Korea has benefited a great deal from the Confucian ethic and culture that was prevalent during the Joseon dynasty. It lasted over 500 years and still has a strong influence on the thinking of modern-day Koreans, he said. Along with the influence of Buddhism, Christianity did not start off with a 'blank tablet' but with a strong understanding of the natural law thinking with which Christians are familiar. However, this basic understanding of who we are and how we are to live is no longer a common understanding of society.
Philosophical thinking is a way of maintaining the ethical way of living that Korea has experienced throughout its long history. "Philosophy is considered difficult, not part of us," the president said, and in the recent past, he went on to say, it was not easy to express oneself in concrete ways about our present problems, and many philosophers escaped into theories. But it is philosophy that can help solve many of the problems we now face.
The Catholic Philosophy movement has had two seminars yearly, and has published papers each year but has not been very good in making its work known to the public. The new president wants to change this by making known what the philosophers are doing to help the Catholic culture take root in Catholic thinking.
To help understand our present situation is the work of philosophy, he says. He gives us the example of the term: the common good. The common good of the United States or Europe is not the same as the common good of Korea. When we read the Catholic culture through the eyes of philosophy and apply it to our Korean way of thinking, our cultural approach to life changes, he said.

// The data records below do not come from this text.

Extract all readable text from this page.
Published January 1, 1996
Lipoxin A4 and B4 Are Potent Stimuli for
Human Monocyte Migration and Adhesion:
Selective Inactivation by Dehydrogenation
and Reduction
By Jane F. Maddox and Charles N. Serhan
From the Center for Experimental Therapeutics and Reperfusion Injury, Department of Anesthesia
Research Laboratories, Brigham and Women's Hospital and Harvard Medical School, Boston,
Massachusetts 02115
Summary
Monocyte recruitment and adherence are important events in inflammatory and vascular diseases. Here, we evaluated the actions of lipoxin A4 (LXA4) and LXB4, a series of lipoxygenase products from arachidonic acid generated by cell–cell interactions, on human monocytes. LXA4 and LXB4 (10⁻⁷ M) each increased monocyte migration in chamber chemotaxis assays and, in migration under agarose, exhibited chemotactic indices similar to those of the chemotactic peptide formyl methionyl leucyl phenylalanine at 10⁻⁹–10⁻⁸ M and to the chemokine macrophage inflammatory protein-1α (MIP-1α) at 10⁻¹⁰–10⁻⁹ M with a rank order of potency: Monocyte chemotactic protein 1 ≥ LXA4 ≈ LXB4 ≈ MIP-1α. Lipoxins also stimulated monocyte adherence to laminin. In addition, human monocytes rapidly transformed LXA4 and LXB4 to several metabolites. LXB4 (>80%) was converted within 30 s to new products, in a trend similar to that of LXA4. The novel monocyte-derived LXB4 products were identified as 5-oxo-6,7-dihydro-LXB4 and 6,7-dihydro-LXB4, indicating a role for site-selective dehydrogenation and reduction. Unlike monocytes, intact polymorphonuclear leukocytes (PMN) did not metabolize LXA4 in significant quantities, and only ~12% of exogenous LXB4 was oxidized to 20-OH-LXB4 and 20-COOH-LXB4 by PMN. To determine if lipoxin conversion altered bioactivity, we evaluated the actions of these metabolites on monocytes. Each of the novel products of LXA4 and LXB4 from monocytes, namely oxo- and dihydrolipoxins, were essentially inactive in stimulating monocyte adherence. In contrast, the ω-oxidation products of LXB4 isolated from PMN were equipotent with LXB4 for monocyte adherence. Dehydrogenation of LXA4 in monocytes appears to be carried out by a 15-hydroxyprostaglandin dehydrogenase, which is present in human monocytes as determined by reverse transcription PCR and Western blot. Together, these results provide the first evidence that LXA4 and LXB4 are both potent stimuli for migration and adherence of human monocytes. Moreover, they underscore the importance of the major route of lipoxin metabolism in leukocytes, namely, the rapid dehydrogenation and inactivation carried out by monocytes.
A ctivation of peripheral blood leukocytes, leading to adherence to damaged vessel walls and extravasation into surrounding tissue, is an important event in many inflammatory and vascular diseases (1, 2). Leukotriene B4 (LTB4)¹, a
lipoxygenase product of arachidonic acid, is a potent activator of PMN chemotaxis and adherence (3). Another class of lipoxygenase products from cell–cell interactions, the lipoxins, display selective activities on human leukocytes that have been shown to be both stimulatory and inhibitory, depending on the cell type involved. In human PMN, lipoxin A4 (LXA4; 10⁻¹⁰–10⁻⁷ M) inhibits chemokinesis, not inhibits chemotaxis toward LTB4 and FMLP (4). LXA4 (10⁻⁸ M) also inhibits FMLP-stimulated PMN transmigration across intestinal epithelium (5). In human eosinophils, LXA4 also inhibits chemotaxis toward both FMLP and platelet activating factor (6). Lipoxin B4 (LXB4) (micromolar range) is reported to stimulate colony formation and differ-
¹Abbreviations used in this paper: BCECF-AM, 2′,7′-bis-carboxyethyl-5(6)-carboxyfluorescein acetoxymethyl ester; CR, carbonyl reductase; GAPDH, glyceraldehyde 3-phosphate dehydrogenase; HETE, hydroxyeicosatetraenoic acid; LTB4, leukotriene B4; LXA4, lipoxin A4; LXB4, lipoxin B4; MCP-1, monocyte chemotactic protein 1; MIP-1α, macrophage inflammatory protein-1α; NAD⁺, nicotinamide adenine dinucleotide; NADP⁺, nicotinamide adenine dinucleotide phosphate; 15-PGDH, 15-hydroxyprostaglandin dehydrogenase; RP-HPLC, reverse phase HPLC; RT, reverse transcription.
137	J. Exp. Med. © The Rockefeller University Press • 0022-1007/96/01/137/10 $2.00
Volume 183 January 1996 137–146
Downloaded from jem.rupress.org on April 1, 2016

The president makes clear that Catholic philosophy does not change our culture directly. Catholic philosophy began in the West and brought to Korea a Catholic culture whose strangeness has disappeared. But its melding into the feeling and conscientiousness of Catholic thinking by Koreans, in the final process of inculturation, will take much time before we have a Catholic culture that is part of our Christian way of thinking.
Looking over the present situation in Korea, there is sadness that much of what the young are importing from the West is a culture far removed from Christianity. To know this is in itself a big step in attempts to distinguish between what is helpful and what is destructive to the traditional Korean way of life. Hopefully, with a grounding in philosophy the young will have the tools to make a wiser judgement on what to accept and what to reject.